Base types that don’t support certain numeric bases can implement those requirements as Never.

why do we need IntegerLiteral?

The data flow proposed here has three steps:

  1. Compiler lexes a (Builtin.Base, words:[UInt], places:Int) tuple, from source code. All fields are known, including the Builtin.Base value and the Self.IntegerLiteral.Base type. (But not the Self.IntegerLiteral.Base value.)
  2. At run time, instantiate a Self.IntegerLiteral.Base value from the Builtin.Base value, and then instantiate the Self.IntegerLiteral bootstrap value.
  3. At run time, call Self.init(integerLiteral:) with the newly-constructed Self.IntegerLiteral bootstrap value.

The intermediate step is useful because many conforming types do not actually need an arbitrary-precision words vector, and may not care about the places count. The standard library can provide IntegerLiteral conformances for all the concrete standard library integer types (much like it currently does for _ExpressibleByBuiltinIntegerLiteral, but with less compiler magic), and downstream users can simply piggyback off of those.

More importantly, it preserves source-compatibility with existing ExpressibleByIntegerLiteral implementations.
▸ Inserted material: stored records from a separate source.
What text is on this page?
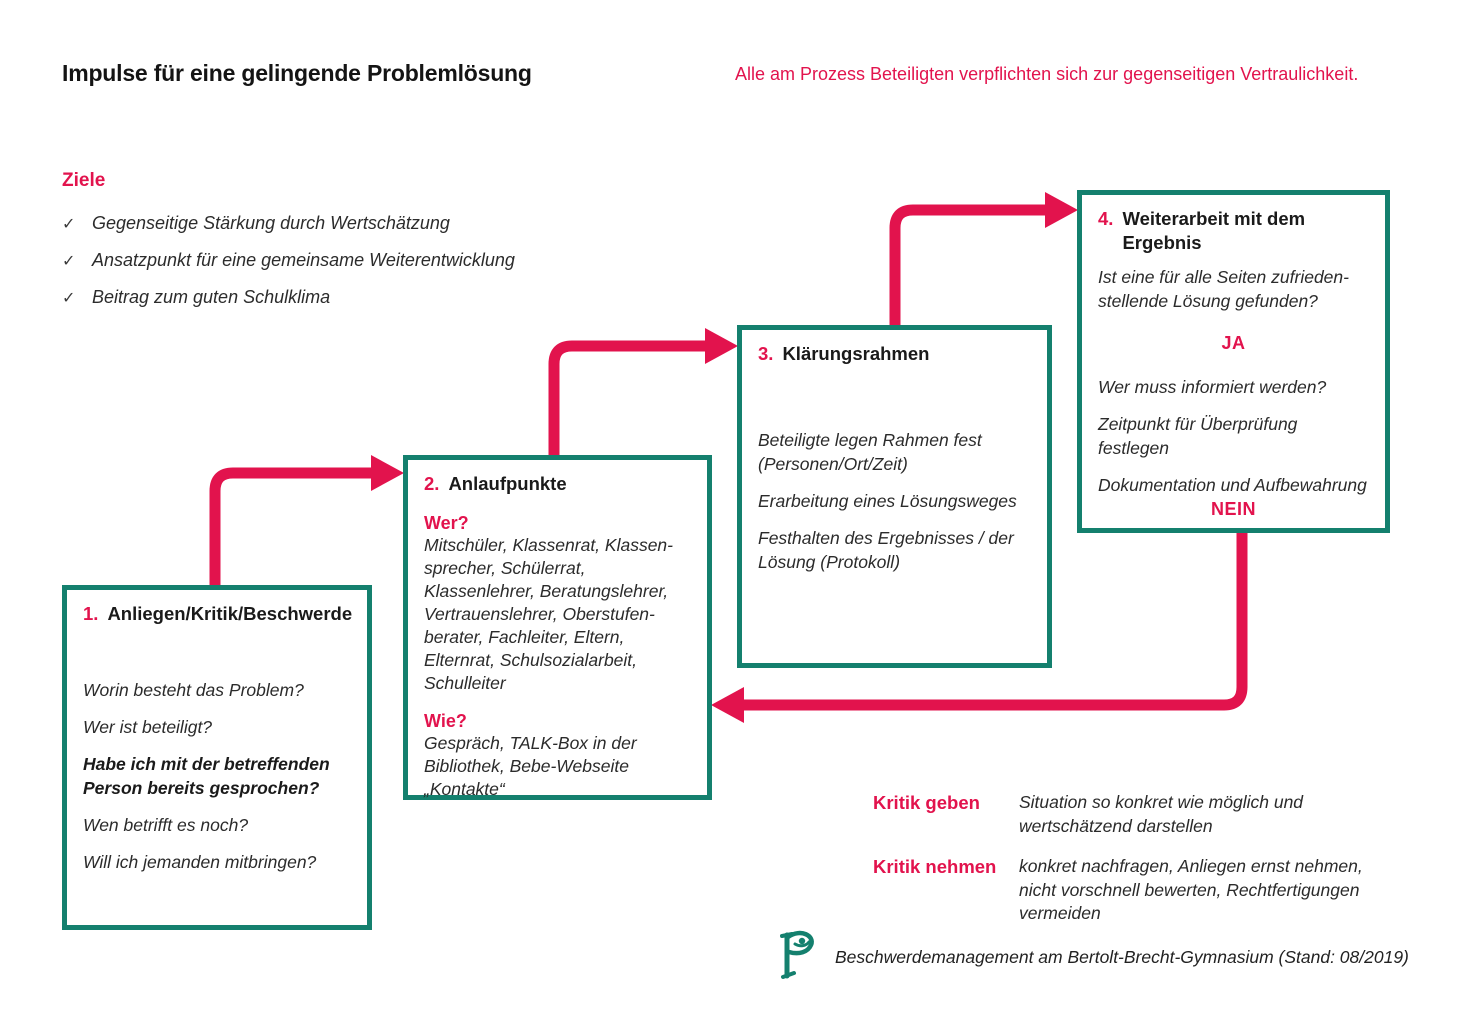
Impulse für eine gelingende Problemlösung	Alle am Prozess Beteiligten verpflichten sich zur gegenseitigen Vertraulichkeit.
Ziele
✓ Gegenseitige Stärkung durch Wertschätzung
✓ Ansatzpunkt für eine gemeinsame Weiterentwicklung
✓ Beitrag zum guten Schulklima
1. Anliegen/Kritik/Beschwerde

Worin besteht das Problem?

Wer ist beteiligt?

Habe ich mit der betreffenden Person bereits gesprochen?

Wen betrifft es noch?

Will ich jemanden mitbringen?

2. Anlaufpunkte
Wer?

Mitschüler, Klassenrat, Klassen-sprecher, Schülerrat, Klassenlehrer, Beratungslehrer, Vertrauenslehrer, Oberstufen-berater, Fachleiter, Eltern, Elternrat, Schulsozialarbeit, Schulleiter

Wie?

Gespräch, TALK-Box in der Bibliothek, Bebe-Webseite „Kontakte“

3. Klärungsrahmen

Beteiligte legen Rahmen fest (Personen/Ort/Zeit)

Erarbeitung eines Lösungsweges

Festhalten des Ergebnisses / der Lösung (Protokoll)

4. Weiterarbeit mit dem Ergebnis

Ist eine für alle Seiten zufrieden-stellende Lösung gefunden?

JA

Wer muss informiert werden?

Zeitpunkt für Überprüfung festlegen

Dokumentation und Aufbewahrung

NEIN
Kritik geben	Situation so konkret wie möglich und wertschätzend darstellen
Kritik nehmen	konkret nachfragen, Anliegen ernst nehmen, nicht vorschnell bewerten, Rechtfertigungen vermeiden
Beschwerdemanagement am Bertolt-Brecht-Gymnasium (Stand: 08/2019)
The intermediate step can also improve performance when crossing module boundaries. A third-party library might only need an IntegerLiteral type of Int, and it is much more efficient for the compiler to pass the library an Int value generated from a standard library Int:IntegerLiteral implementation that it knows how to constant-fold. This also has the upside of making third-party libraries less dependent on inlining.

source compatibility

This proposal is designed to be backwards-compatible with all existing ExpressibleByIntegerLiteral implementations.

binary compatibility

Replacing the _ExpressibleByBuiltinIntegerLiteral associated type constraint with IntegerLiteral will break ABI. However, only standard library types can conform to _ExpressibleByBuiltinIntegerLiteral, so the ABI impact should be limited.

binary resilience

This proposal is unlikely to harm or improve standard library binary resilience. The IntegerLiteral abstraction layer minimizes overhead from bigint traffic, which will make third-party libraries less dependent on inlining. This will improve the binary resilience of the Swift ecosystem in the long run.

future directions

The proposed changes to ExpressibleByIntegerLiteral can be used to implement lossless decimal literals. The ExpressibleByFloatLiteral.FloatLiteralType associated type can then be replaced with conformances to DecimalLiteral (analogous to IntegerLiteral) on the concrete types Float, Float80, and Double, which models their relationship to FloatLiteralType much better than the _ExpressibleByBuiltinFloatLiteral protocol.

Decoupling literals from bootstrap values will make it straightforward for us to enable implementing ExpressibleByStringLiteral and ExpressibleByExtendedGraphemeClusterLiteral initializers that operate on raw UTF-8 data. This will increase the amount of constant-folding the compiler is able to perform, since the raw UTF-8 data is known to the caller at compile time.

alternatives considered

This proposal is an alternative to StaticBigInt, pitched here.